C.       Five disciples followed Him, learned, and went home to consider going on with Him.

D.       We gather and interest you in Christ: 1 Cor. 14:3; Heb. 10:24-25

·            Worship, evangelistic events, small groups, adult fellowship, youth, children, choir, ...

II.          "Come and follow Me." (show how and do) Mt. 4:18-22; Mk. 1:16-20

A.        Many in our congregations never leave the "Come and see" phase.

1.         Jesus came back and challenged them after two months wait.

2.         The disciples had already been with Jesus for four months.

3.         Jesus extended an invitation, not a responsibility.

4.         Many did not follow him; those who did believed their leader could take them where they wanted to go.

B.        We train you in a discipleship group for two years.

1.         Only people who make the commitment are approved.

2.         The commitment is explained.

a)         People have one week after the orientation to make their decision.

b)         The group must be small enough to avoid spectators, but large enough to provide variety.

c)         The group should be no larger than fourteen.

d)         The group must meet often enough and long enough for the training process to work.

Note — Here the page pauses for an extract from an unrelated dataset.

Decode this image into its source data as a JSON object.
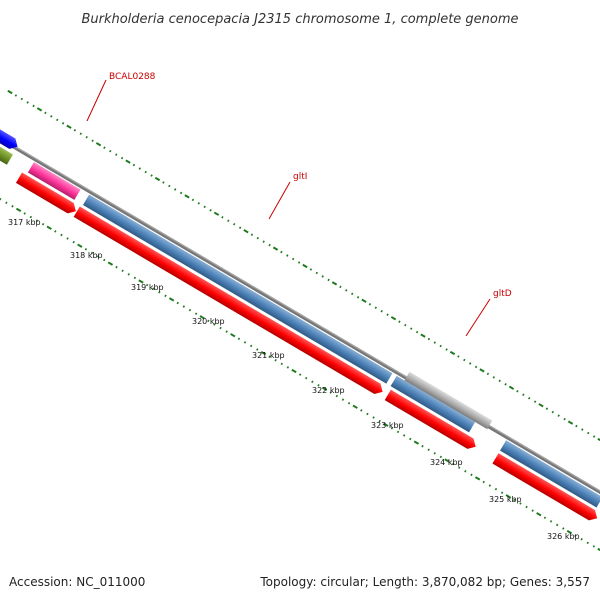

e)         A proposed meeting time is once a week for two hours.

f)           There is Scripture memory, Bible study, and outreach projects.

g)         There must be time for assimilation and practice of the material.

C.       We establish the disciple with basic skills to reach the objective.

1.         Prayer: pray specifically, pray boldly, pray conversationally, pray with lists.

2.         Fellowship: be accountable, memorize Scripture, do Bible studies, be punctual.

3.         Witness: complete projects, reproduce, verbalize your faith, express your gifts. Jn. 15:8

D.       We form ministry teams: teachers, administrators, musicians, ushers, workers ....

III.        "Come and be with Me." (let them do it)     Mark 3:13-14; Luke 6:13

A.        About 10% of participants in "Come and follow me" go on to "Come and be with me."

B.        Most churches leave this phase to seminaries, Bible schools, and mission agencies.

C.       The result is that gifted lay leaders are not trained.

D.       This training is done quietly, out of sight of most of the congregation.

E.        Those selected for leadership training meet these criteria.

1.         They are suitable, not just spiritual, faithful, gifted, and wanting to go on.

2.         They discern their spiritual gifts and ministry.

3.         They complete the two-year discipleship group.

4.         They can effectively articulate the philosophy of disciple-making.

5.         They can manage, motivate, and correct others.

6.         They are comfortable with and effective in personal evangelism.

F.        We let you lead through apprenticeship, growth group leadership training,

1.         Supervised ministries include confronting, delegating, leading, pastoring and caring.

2.         Proven disciple-makers are candidates: staff, church planters, elders/deacons, ....

IV.      "You will remain in Me." (deploy them)      John 15:7-8; Acts 1:8

A.        Jesus left the disciples in the hands of the Holy Spirit.

B.        Some will go into professional ministry: pastors, church planters, missionaries, evangelists ...; The professionals are often deployed outside the local church.

C.       The layman is deployed locally.

1.         He is a candidate for eldership.

2.         He is a leader of a labor team.